After Boracay, Baguio rehab is next. No more new buildings, no more tree cutting
A Boracay-scale rehabilitation is eyed to address the city's sewage problem and protect its pine tree forests from commercial development
Jul 17, 2019
The closing of Boracay and its subsequent opening after rehabilitation has been a cautionary tale and a model for some tourist destination like Manila Bay, an island off Basilan, and now the Summer Capital, Baguio.
City Mayor Benjamin Magalong said that plans are being drawn up for the city’s Boracay-like rehabilitation led by the Department of Environment and Natural Resources (DENR) and the Department of Interior and Local Government (DILG). It specifically involves the passing of a one-year moratorium on putting up new buildings as well as cutting pine trees, which would be implemented through an executive order.

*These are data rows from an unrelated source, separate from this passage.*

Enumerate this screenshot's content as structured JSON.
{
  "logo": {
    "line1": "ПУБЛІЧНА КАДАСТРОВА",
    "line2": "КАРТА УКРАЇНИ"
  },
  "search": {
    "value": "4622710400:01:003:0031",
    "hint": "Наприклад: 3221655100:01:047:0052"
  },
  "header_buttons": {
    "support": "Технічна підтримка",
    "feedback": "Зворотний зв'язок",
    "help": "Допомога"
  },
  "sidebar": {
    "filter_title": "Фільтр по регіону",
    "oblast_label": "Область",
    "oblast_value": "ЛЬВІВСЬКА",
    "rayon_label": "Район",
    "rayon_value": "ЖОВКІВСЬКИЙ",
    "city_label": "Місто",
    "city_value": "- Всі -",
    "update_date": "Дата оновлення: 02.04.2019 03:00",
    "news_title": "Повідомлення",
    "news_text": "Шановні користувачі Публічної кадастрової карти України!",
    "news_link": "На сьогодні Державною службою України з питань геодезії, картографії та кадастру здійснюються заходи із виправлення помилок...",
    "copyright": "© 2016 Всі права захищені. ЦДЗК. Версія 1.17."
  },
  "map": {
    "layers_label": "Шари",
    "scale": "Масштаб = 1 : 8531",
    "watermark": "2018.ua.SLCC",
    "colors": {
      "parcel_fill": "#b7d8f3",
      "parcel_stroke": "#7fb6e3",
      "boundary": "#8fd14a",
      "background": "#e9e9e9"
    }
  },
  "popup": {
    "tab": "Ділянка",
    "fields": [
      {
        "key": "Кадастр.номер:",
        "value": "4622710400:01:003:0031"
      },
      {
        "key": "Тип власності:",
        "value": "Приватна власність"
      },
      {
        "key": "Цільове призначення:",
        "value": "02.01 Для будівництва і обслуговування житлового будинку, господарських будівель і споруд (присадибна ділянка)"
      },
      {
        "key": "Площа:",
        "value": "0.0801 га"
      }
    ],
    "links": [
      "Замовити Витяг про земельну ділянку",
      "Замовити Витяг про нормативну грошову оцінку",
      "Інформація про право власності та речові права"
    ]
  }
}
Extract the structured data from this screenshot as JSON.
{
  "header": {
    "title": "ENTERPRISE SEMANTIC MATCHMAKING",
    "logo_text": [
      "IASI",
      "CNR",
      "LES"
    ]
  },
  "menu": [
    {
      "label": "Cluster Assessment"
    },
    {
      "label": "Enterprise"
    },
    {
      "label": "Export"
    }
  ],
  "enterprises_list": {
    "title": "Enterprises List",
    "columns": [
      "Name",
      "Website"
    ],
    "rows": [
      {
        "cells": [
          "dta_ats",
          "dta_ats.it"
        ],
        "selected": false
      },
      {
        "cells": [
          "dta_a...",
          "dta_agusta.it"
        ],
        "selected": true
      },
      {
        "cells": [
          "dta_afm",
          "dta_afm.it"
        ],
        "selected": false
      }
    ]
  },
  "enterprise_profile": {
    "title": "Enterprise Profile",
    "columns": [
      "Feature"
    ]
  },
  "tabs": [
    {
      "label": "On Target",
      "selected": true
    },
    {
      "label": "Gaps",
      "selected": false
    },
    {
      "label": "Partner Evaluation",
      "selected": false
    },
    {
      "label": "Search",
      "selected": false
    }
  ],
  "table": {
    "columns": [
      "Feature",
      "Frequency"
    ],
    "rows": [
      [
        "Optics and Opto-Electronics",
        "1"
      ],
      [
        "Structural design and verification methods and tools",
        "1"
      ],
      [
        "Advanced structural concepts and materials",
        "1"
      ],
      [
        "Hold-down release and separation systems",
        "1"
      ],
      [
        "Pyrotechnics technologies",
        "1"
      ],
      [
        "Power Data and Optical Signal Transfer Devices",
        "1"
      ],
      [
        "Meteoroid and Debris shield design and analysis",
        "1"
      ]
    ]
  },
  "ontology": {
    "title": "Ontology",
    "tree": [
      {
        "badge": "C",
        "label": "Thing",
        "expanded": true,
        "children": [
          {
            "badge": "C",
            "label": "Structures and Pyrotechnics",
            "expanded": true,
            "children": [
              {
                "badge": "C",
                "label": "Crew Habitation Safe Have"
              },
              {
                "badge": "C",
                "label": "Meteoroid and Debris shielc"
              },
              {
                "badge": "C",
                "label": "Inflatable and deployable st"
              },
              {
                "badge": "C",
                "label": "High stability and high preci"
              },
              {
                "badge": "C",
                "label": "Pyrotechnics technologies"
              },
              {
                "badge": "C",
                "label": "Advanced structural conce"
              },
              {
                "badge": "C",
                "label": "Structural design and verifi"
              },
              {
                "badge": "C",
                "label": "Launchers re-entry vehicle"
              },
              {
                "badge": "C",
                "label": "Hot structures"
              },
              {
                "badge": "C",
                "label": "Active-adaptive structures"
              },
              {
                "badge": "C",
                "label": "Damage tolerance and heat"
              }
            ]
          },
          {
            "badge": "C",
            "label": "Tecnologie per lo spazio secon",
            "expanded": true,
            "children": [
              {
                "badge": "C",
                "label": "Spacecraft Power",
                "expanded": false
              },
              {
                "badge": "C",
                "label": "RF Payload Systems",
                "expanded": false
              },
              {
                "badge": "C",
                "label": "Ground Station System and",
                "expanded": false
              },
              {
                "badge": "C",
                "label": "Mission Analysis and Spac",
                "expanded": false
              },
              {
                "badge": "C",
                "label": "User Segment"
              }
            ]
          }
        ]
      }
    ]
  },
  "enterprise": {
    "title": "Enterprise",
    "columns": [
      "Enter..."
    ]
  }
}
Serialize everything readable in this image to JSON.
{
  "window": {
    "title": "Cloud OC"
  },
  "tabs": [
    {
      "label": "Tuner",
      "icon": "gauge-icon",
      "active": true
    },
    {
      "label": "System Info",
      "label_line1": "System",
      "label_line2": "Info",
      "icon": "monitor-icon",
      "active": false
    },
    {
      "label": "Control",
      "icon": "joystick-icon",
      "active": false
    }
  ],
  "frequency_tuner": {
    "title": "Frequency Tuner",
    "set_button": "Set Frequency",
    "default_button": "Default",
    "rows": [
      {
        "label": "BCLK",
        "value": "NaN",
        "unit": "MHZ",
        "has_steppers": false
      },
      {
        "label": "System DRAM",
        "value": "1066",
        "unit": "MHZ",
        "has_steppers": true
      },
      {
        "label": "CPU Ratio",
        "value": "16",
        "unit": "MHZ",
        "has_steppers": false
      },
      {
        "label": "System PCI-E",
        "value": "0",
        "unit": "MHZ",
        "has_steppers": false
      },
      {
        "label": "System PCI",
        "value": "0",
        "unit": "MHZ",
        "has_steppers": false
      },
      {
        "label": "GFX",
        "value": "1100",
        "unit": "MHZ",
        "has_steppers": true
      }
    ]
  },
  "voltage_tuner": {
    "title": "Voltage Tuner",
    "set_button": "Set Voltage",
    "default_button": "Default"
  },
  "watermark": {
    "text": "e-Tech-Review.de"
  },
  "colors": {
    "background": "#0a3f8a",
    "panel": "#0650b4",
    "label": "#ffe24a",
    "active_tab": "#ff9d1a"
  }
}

Out of the city’s 5,700-ha area, only 24 percent remains to be covered with pine trees—all 2.5 million of it. This is due to the construction of new buildings and commercial spaces, which frequently skirt zoning regulations, as well as consultations with the local water district for possibilities of potable water contamination.
And just like the famed beach destination in Aklan, sewage is the primary priority of the planned repairs and upgrades in the city of Baguio. This is because only 2,400 households are connected to the only treatment plant, which is also already deteriorating having been built in the ’90s.
The local government speculates that the improper sewage system most households are connected to is polluting the Bued and Balili rivers in the city’s outskirts. They are targetting a new sewage system which would cost the government P500 million and effectively manage 90,000 households’ sewage discharge.
It doesn’t help either that the city’s population continues to grow because of the influx of tourists, out-of-town workers, students, and businessmen.
Mayor Magalong, however, clarified that unlike the restrictive closing of Boracay for six months, their planned rehabilitation will not hinder these tourists and transient residents from entering the city especially since it’s a gateway to Cordillera towns like Sagada.
This is also not the first time that Baguio will undergo rehabilitation. the very occasion where their mayor announced this plan was a commemoration of the 29th anniversary of a 7.7 magnitude earthquake that hit the city in Jul. 16, 1990, which took the city several months to recover from.
According to a report by the Inquirer, Baguio was also severely damaged in 1945 because of World War II.